"Si ce roman est publié pour la première par les Presses de la Cité, en 2014, sous le titre Gravé dans le sable, je l’ai cependant écrit il y a longtemps. Vingt ans, très exactement.
Si mes romans ne sont liés par aucun héros récurrent, ne comportent aucun ordre ; si chaque lectrice ou lecteur pourra découvrir mes livres en commençant par n’importe laquelle de mes histoires, celle-ci occupe pourtant une place particulière dans ma vie d’écrivain. Un roman de jeunesse ? Même si j’avais presque trente ans lorsque je l’ai écrit ?
Oui !
Oui, parce que lorsque j’écrivais Gravé dans le sable, j’ignorais si ce roman serait publié un jour (et même à vrai dire, je n’y croyais pas trop), c’est déjà une première différence fondamentale avec tous les romans qui ont suivi.
Oui, parce que lorsque j’écrivais Gravé dans le sable, j’ignorais alors tous les codes de l’écriture d’un roman policier, je les inventais, je les imaginais, je les transformais à ma façon. Peut-être les descriptions des lieux étaient-elles trop longues, peut être le détective privé trop romantique, le tueur à gages trop maladroit, mais sans-doute aussi ai-je ainsi inventé ma façon de raconter mes histoires.
Oui, parce que ce roman est ainsi truffé de clins d’œil, de références, d’obsessions peut-être, qui seront repris, parfois développés dans mes romans suivants ; je vous laisse les découvrir au fil des pages…
Oui, parce qu’en 1994, les écrivains n’avaient pas à leur disposition Internet, Google Earth, des encyclopédies en ligne… En 1994, il fallait choisir entre se lancer dans un long travail de recherche… ou tout inventer ! Mes romans postérieurs sont tous documentés avec soin, décrivent avec précision les lieux (du moins presque toujours), sont ensuite relus par des correctrices vigilantes.Gravé dans le sable est passé à travers de tamis de la réalité, et le lecteur pourra s’amuser à démêler le vrai du faux, ce qui relève des faits et ce qui relève de l’imagination pure de l’auteur, transformant le réel à sa guise, sans que jamais la vraisemblance du récit n’en soit affectée.
Oui, parce que ce roman a connu plusieurs vies.
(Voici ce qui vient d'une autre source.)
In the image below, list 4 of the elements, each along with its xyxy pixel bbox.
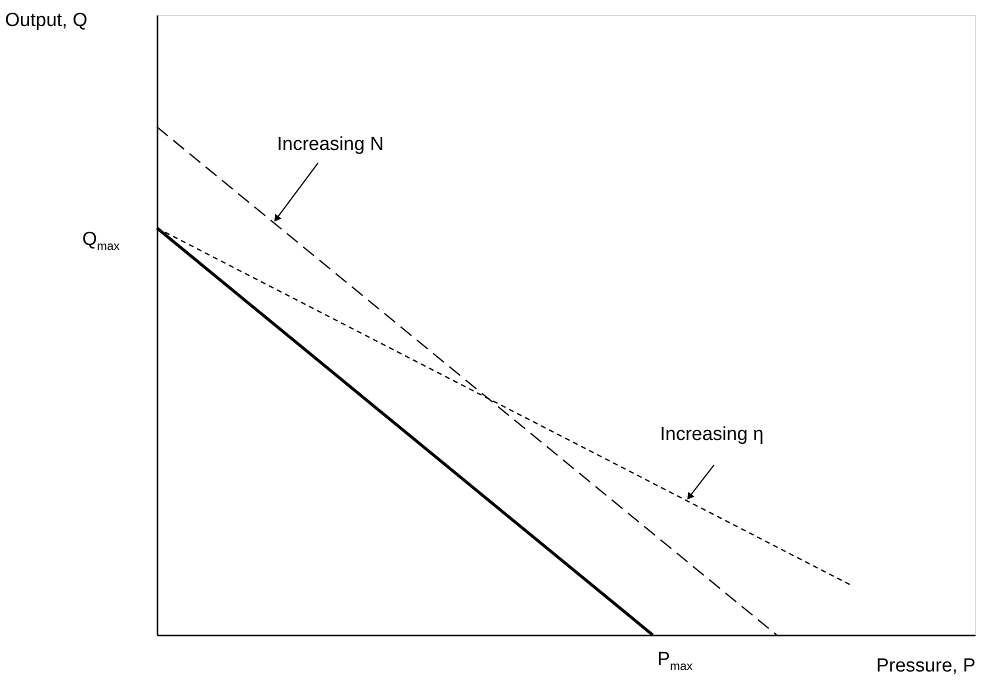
x-axis-title: Pressure, P [876,656,976,676]
annotation: Increasing N [277,134,384,155]
annotation: Increasing η [660,424,764,445]
text: Output, Q [5,10,88,31]
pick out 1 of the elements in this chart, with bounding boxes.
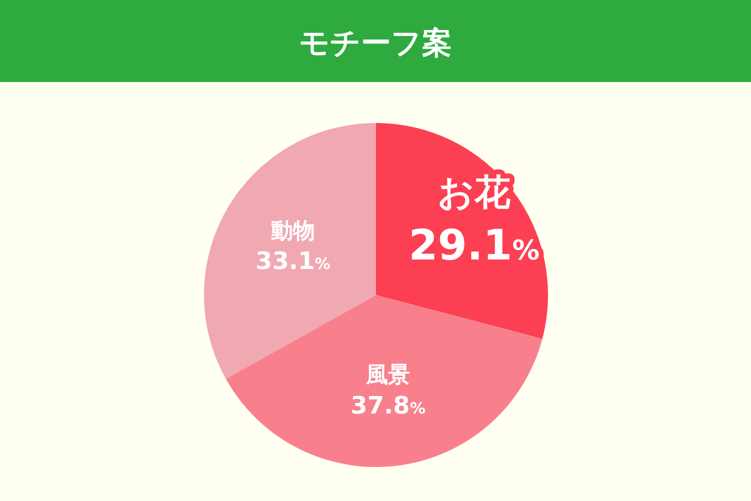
- title: モチーフ案: [299, 26, 452, 61]
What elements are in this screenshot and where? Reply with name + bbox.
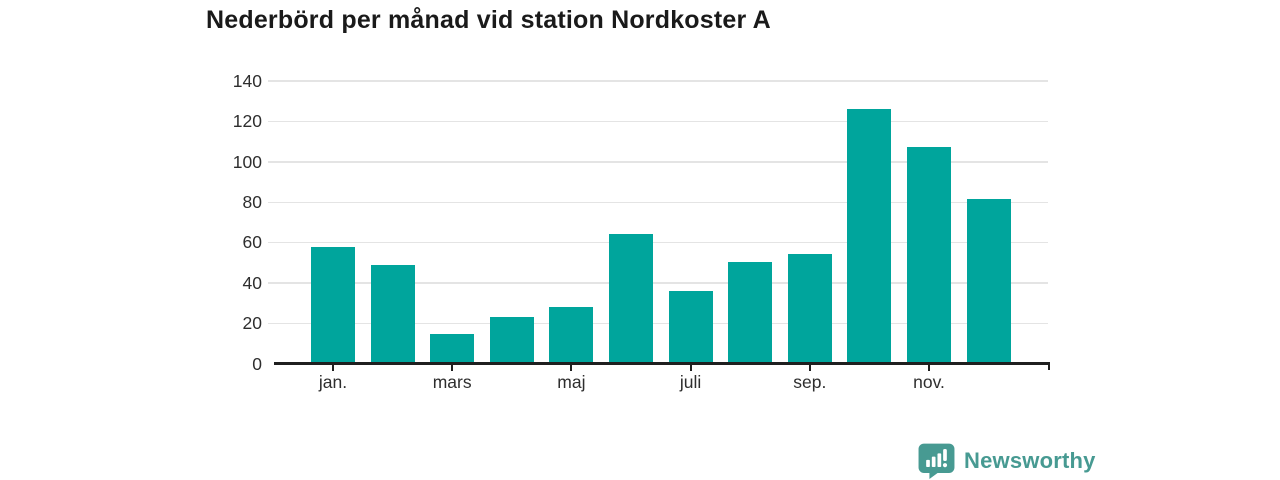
x-tick-nov. [928,364,930,371]
x-axis-tick-label: nov. [913,372,945,392]
bar-aug. [728,261,773,364]
bar-maj [549,306,594,364]
x-tick-jan. [332,364,334,371]
gridline-y-40 [268,282,1048,284]
bar-juli [668,290,713,364]
x-axis-tick-label: sep. [793,372,827,392]
x-axis-endcap-right [1048,362,1050,371]
bar-juni [609,234,653,364]
bar-mars [430,334,475,364]
bar-dec. [966,198,1011,364]
x-tick-juli [689,364,692,371]
bar-sep. [787,254,832,364]
gridline-y-120 [268,120,1048,123]
gridline-y-80 [268,201,1048,203]
x-axis-tick-label: maj [557,372,586,392]
y-axis-tick-label: 60 [242,232,262,253]
y-axis-tick-label: 80 [242,192,262,212]
y-axis-tick-label: 140 [232,70,262,91]
bar-nov. [907,146,951,364]
bar-feb. [370,264,415,364]
x-axis-tick-label: jan. [318,372,348,392]
gridline-y-20 [268,322,1048,325]
y-axis-tick-label: 40 [242,272,262,293]
y-axis-tick-label: 120 [232,111,262,132]
x-tick-maj [570,364,573,371]
chart-title: Nederbörd per månad vid station Nordkost… [206,6,771,34]
bar-apr. [489,317,534,364]
bar-jan. [311,247,355,364]
x-tick-sep. [808,364,811,371]
gridline-y-140 [268,80,1048,82]
x-axis-tick-label: mars [432,372,472,392]
brand-logo: Newsworthy [918,443,1096,479]
y-axis-tick-label: 20 [242,313,262,334]
x-axis-tick-label: juli [679,372,702,392]
x-tick-mars [451,364,454,371]
gridline-y-100 [268,161,1048,163]
x-axis-line [274,362,1050,365]
gridline-y-60 [268,241,1048,244]
y-axis-tick-label: 0 [252,353,262,374]
newsworthy-badge-bar-chart-icon [918,443,955,479]
y-axis-tick-label: 100 [232,151,262,172]
bar-okt. [847,109,892,364]
brand-name: Newsworthy [964,448,1096,473]
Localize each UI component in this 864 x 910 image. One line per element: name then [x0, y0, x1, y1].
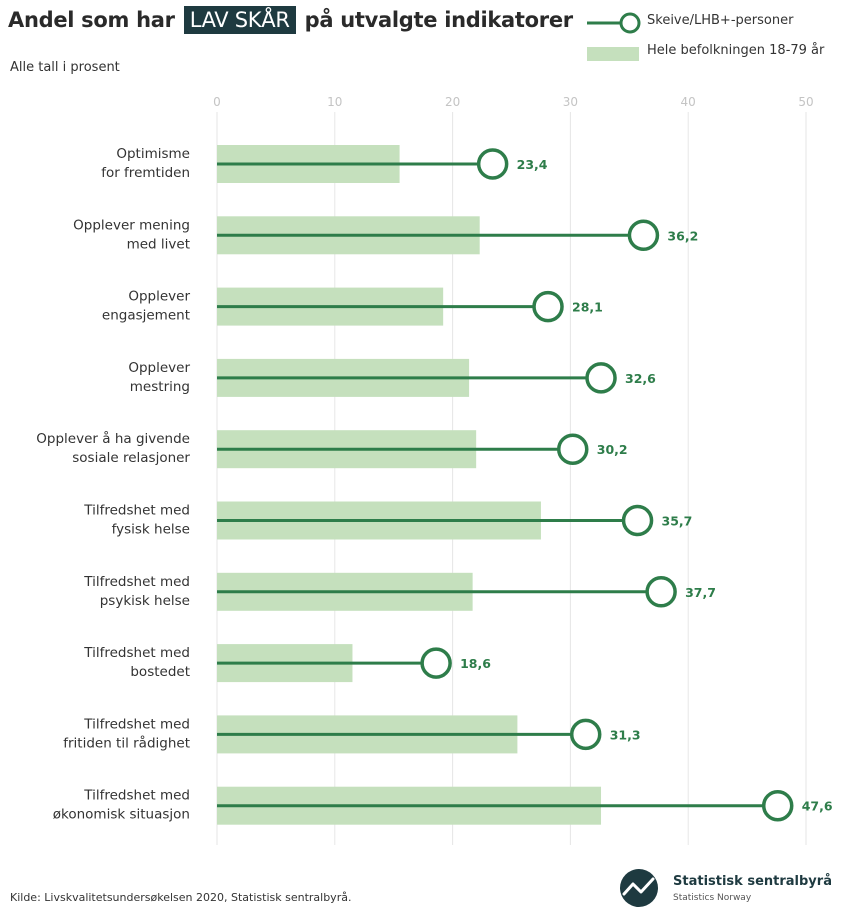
x-tick-label: 30	[563, 95, 578, 109]
logo-subtitle: Statistics Norway	[673, 893, 752, 903]
logo-name: Statistisk sentralbyrå	[673, 874, 832, 889]
lhb-value-label: 23,4	[517, 157, 548, 172]
lhb-point	[585, 362, 617, 394]
chart-plot: 0 10 20 30 40 50 23,4 Optimisme for fremtiden 36,…	[36, 95, 833, 845]
x-tick-label: 50	[798, 95, 813, 109]
x-tick-label: 10	[327, 95, 342, 109]
lhb-value-label: 28,1	[572, 300, 603, 315]
ssb-logo-icon	[620, 869, 658, 907]
category-label: fritiden til rådighet	[63, 734, 190, 751]
legend-label-population: Hele befolkningen 18-79 år	[647, 43, 825, 58]
category-label: sosiale relasjoner	[72, 450, 190, 466]
chart-subtitle: Alle tall i prosent	[10, 60, 120, 75]
legend-label-lhb: Skeive/LHB+-personer	[647, 13, 794, 28]
category-label: fysisk helse	[112, 522, 190, 538]
lhb-value-label: 47,6	[802, 799, 833, 814]
lhb-point	[645, 576, 677, 608]
x-tick-label: 40	[681, 95, 696, 109]
lhb-point	[532, 290, 564, 323]
lhb-point	[569, 718, 602, 751]
category-label: bostedet	[130, 664, 190, 680]
lhb-point	[621, 504, 654, 537]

Trois, pour être plus précis. Lors de la première, il a dormi pendant 10 ans dans un tiroir de mon bureau, sous le titre « l’ardoise », avant qu’un éditeur accepte de le publier. Lors de la deuxième, sous le titre d’Omaha crimes, il me révéla au monde du polar. Lors de la troisième, il poursuit aujourd’hui sa belle aventure sous le titre de Gravé dans le sable. Avant, qui sait, d’en connaitre une quatrième sur grand écran…
Bonne lecture en compagnie d’Alice, Lison, Nick, Emilia, Lucky, Ted… Tous occupent une place particulière dans mon cœur, comme des amis d’enfance dont on se souvient mieux que ceux qui suivront.
Je sais que pour les lecteurs qui m’ont suivi depuis le début, qui ont lu Gravé dans le sable sous le titre d’Omaha crimes, avec sa couverture noir et blanc et les péniches du débarquement qui rappelaient un livre de souvenirs de guerre, ce livre possède une saveur particulière, et reste peut-être même leur préféré. Peut-être auront-ils même une pointe de jalousie à voir ce roman régional s’évader vers toutes les libraires de France, même incognito, sous un nouveau nom. Un pointe de mélancolie aussi, comme en voyant un gosse du coin partir vivre sa vie ailleurs, sans oublier pour autant d’où il vient.
Il y a quelque chose de miraculeux à ce qu’un roman de province, d’un éditeur de province, vive, quelques années plus tard, une sortie nationale, internationale, et plus qu’une troisième vie, des milliers de nouvelles vies, car chaque rencontre avec une nouvelle lectrice ou un nouveau lecteur en est une."